I Remember When, the sixth album from nostalgic-ambient artist Ex Confusion, deals with memory. Based in Tokyo, Atsuhito Omori returns to n5MD on March 22 with a string of smeared memories and further experiences. Abstract and overcast, Omori’s ambient music uses repetition and processed guitars, which are then embedded like old and frayed memories upon old and frayed formats. The transient and necessary path of life on Earth can be heard within its still music, its fading sequences nevertheless recurring over and over again in a mind that never wants to forget; the self and its personality is tied up in and influenced by the brain’s memories. As one will write down thoughts on paper, so too does Omori delicately engrave his textures; his penmanship is an expanding ambient, his blank page becoming stained in a blurry flood of washed-out and emotionally-delicate notes. These pieces are more about remembering and less about forgetting. Although the two often go hand-in-hand – one of them being unable to live without the other for too long, like yin and yang – the music wants to remember every single detail even as its images age and its photographs wear away at the corners; the muddied notes speak of the struggle when dealing with the topic of remembrance, even with such a beautiful photograph trapped somewhere behind the glass casings of the mind. The way her eyes lit up, the coronas a beautiful halo of colour; this too becomes hard to zero in on.
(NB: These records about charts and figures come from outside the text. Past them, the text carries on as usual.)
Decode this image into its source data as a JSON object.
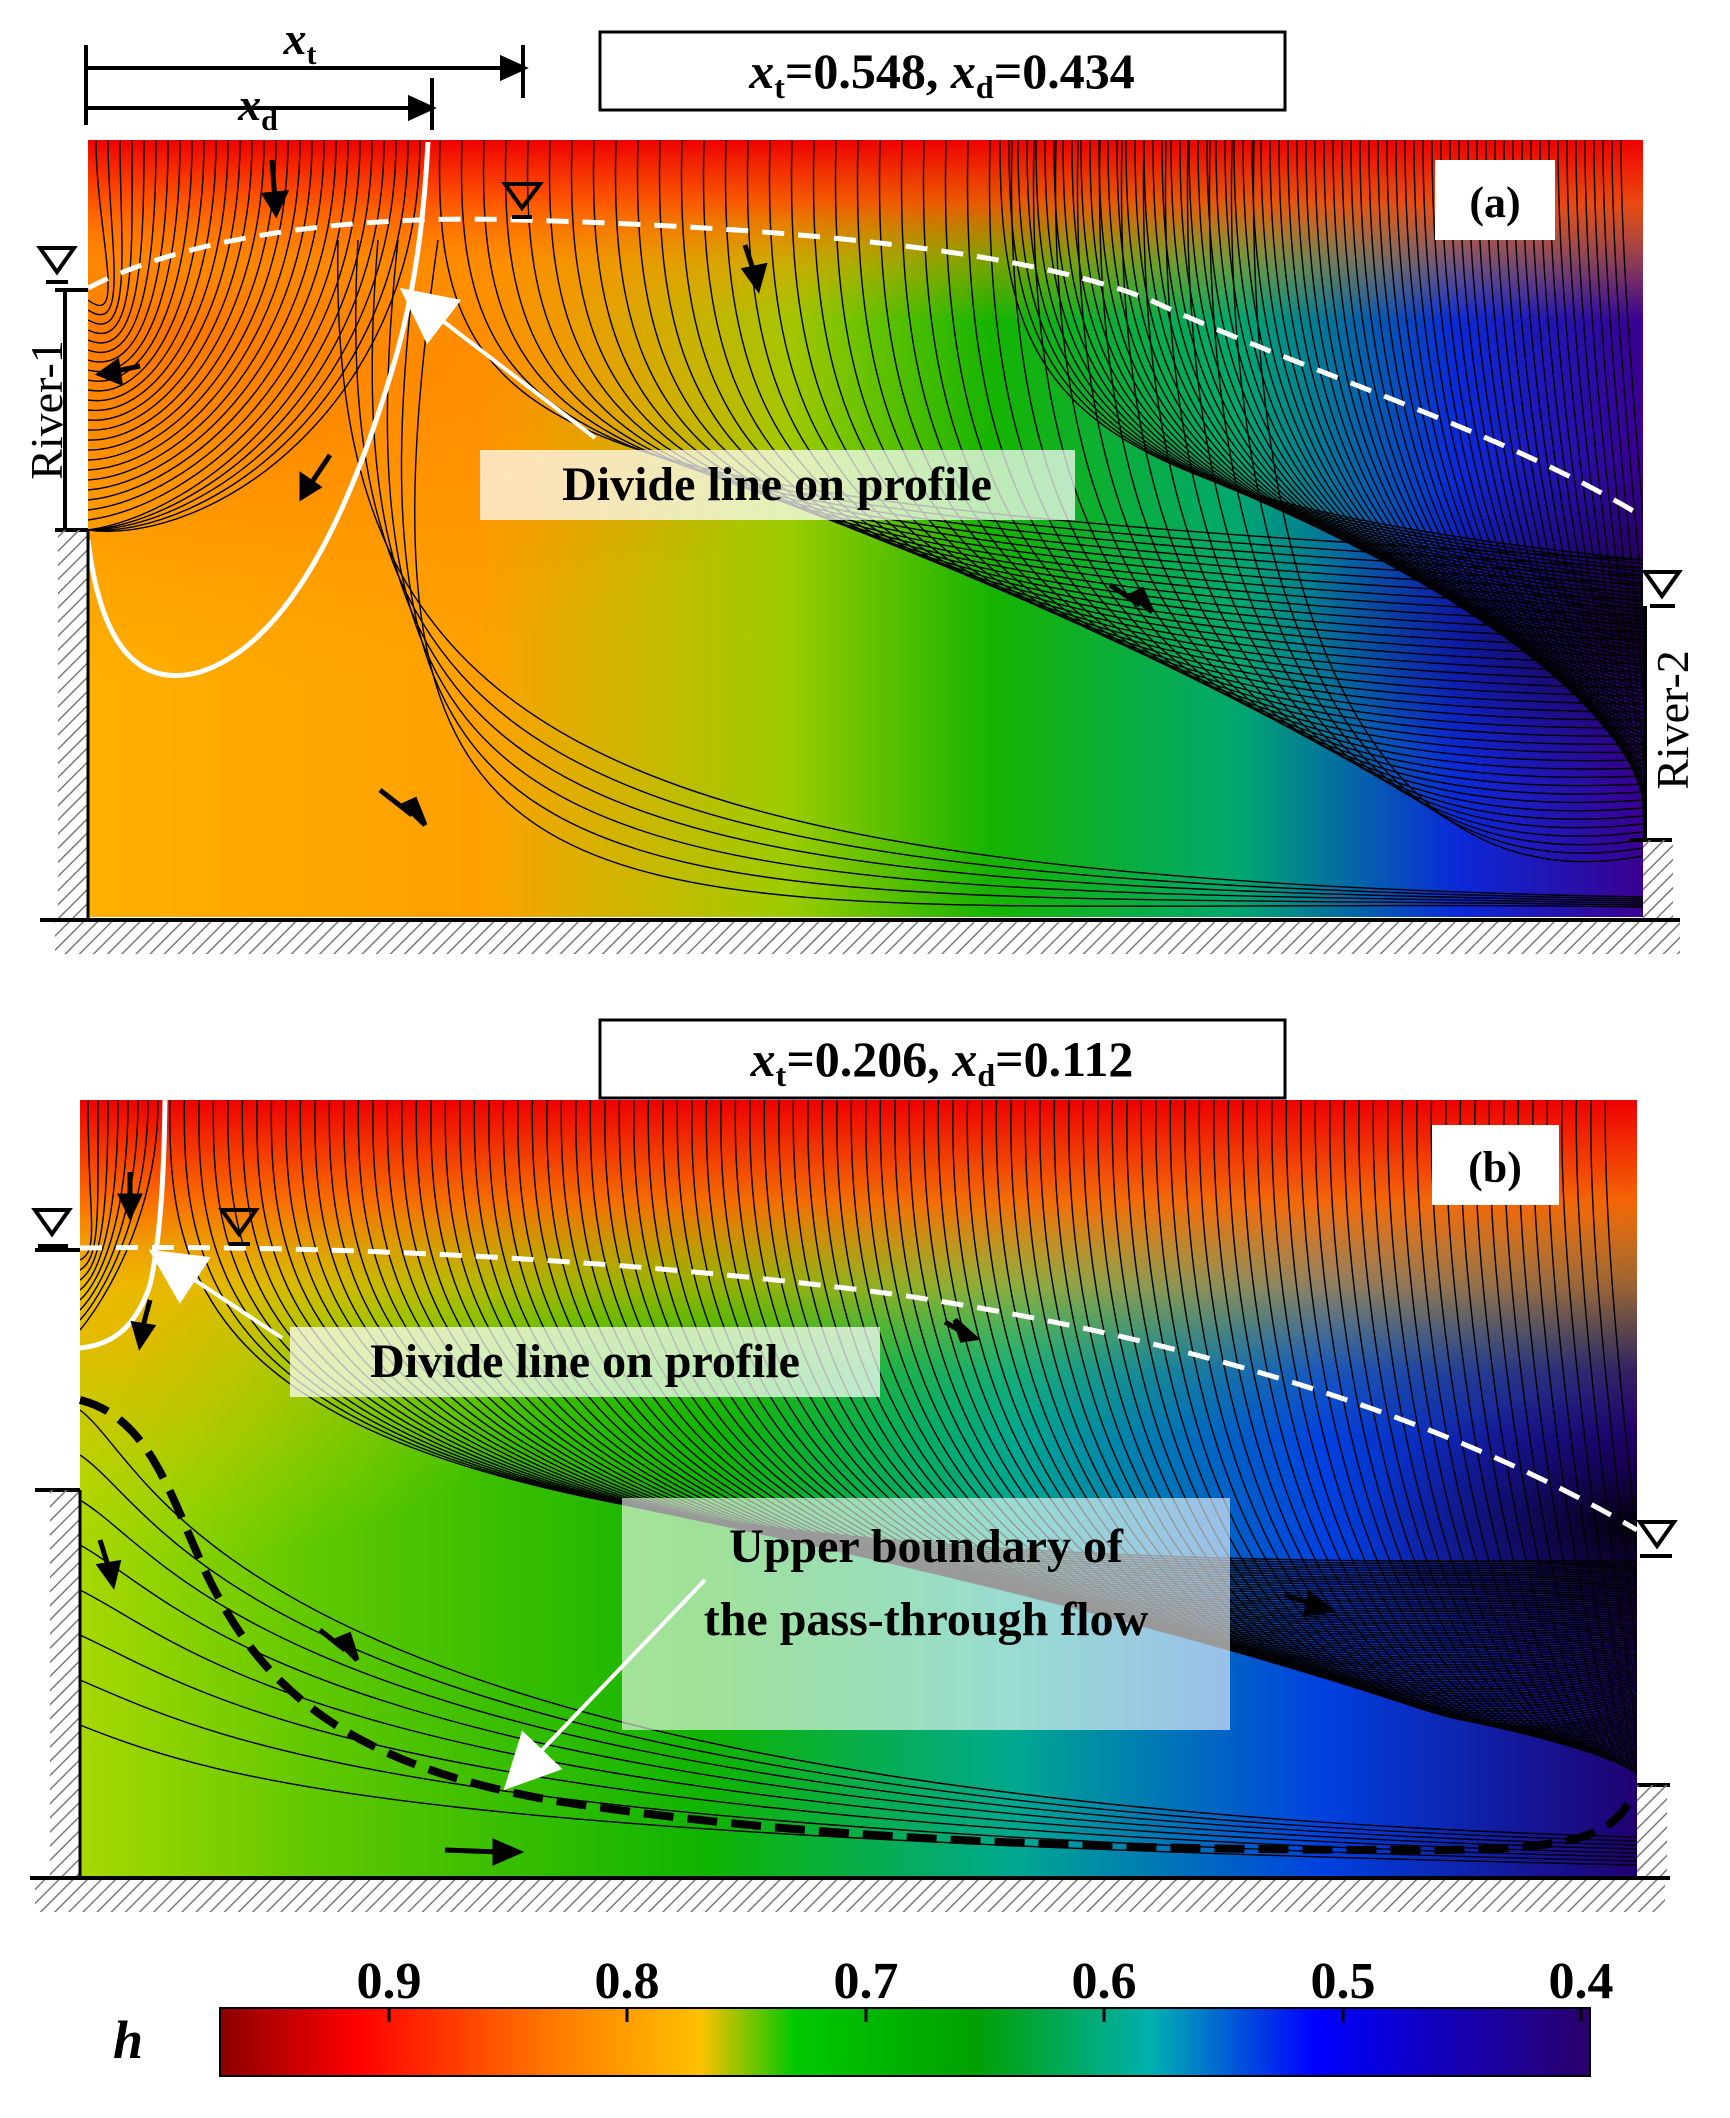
{
  "panel_a": {
    "tag": "(a)",
    "info": {
      "xt_symbol": "x",
      "xt_sub": "t",
      "xt_value": "=0.548,",
      "xd_symbol": "x",
      "xd_sub": "d",
      "xd_value": "=0.434"
    },
    "dim_xt_symbol": "x",
    "dim_xt_sub": "t",
    "dim_xd_symbol": "x",
    "dim_xd_sub": "d",
    "river_left": "River-1",
    "river_right": "River-2",
    "divide_label": "Divide line on profile"
  },
  "panel_b": {
    "tag": "(b)",
    "info": {
      "xt_symbol": "x",
      "xt_sub": "t",
      "xt_value": "=0.206,",
      "xd_symbol": "x",
      "xd_sub": "d",
      "xd_value": "=0.112"
    },
    "divide_label": "Divide line on profile",
    "upper_label_1": "Upper boundary of",
    "upper_label_2": "the pass-through flow"
  },
  "colorbar": {
    "symbol": "h",
    "ticks": [
      "0.9",
      "0.8",
      "0.7",
      "0.6",
      "0.5",
      "0.4"
    ],
    "colors": [
      "#8b0000",
      "#ff0000",
      "#ff7f00",
      "#ffc000",
      "#00cc00",
      "#00b0b0",
      "#0000ff",
      "#2a006a"
    ]
  }
}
The memory lives in the underlying brain-fog of old age, its rougher and sometimes shorter episodes dropping in like an unexpected vignette in the middle of the afternoon. The abrasive brevity of ‘Forgiveness’ indicates the pain of the act as well as the strong willpower to see it through. No-one said it would be easy, but its rough texture, although only brief, seems to be working it out, seeking atonement. Its sandpaper-like tone doesn’t digest as smoothly and it’s indicative of a poisonous thought, of something within that can’t let go of an issue, and that holds it back from forgiving, but its tones are also in the process of fading, its negative emotions perhaps finally ready to disappear, and the music dissolves in absolution; a total surrender to the negative, and tiring, waste of energy. Although just a minute long, it’s a clear track, weakly shining through like the morning sun after the heart’s darkest night. Ultimately, forgiveness is a beautiful thing. It leads to the longer ‘Tears’, which is another part of the healing process. Of course, moments can bring about sadness, and although Omori looks back, his music seems to be more concerned with the actual act of remembrance, and the emotions that initially struck the heart at the time of the mental photograph, rather than a sombre reflection of what things used to be like, of how they ended. ‘She Waited For You’ is similarly short, but the picture feels complete; the memory has ghosted in and out of the mind, as and when it wanted to.
‘I Owe The Earth A Body’ features Benoit Pioulard, aka Thomas Meluch, and its silk-smooth ambient music delivers. The title track swirls in the mix, and the layers come together and fall apart, completing a natural order and a mortal law in which everything must abide. Sometimes, though, acceptance can be hard. ‘What I Miss Most’ tugs at the heartstrings with a heavy dose of nostalgia. ‘Your Touch’ ends the album, but the penultimate track can be tied onto the coda…what I miss most is your touch. What one misses most is often what one deems to be most precious. These memories are, for the most part, at least, a warming comfort for the heart, worn like a necklace of faith in rougher weather, accessible even on rainy days.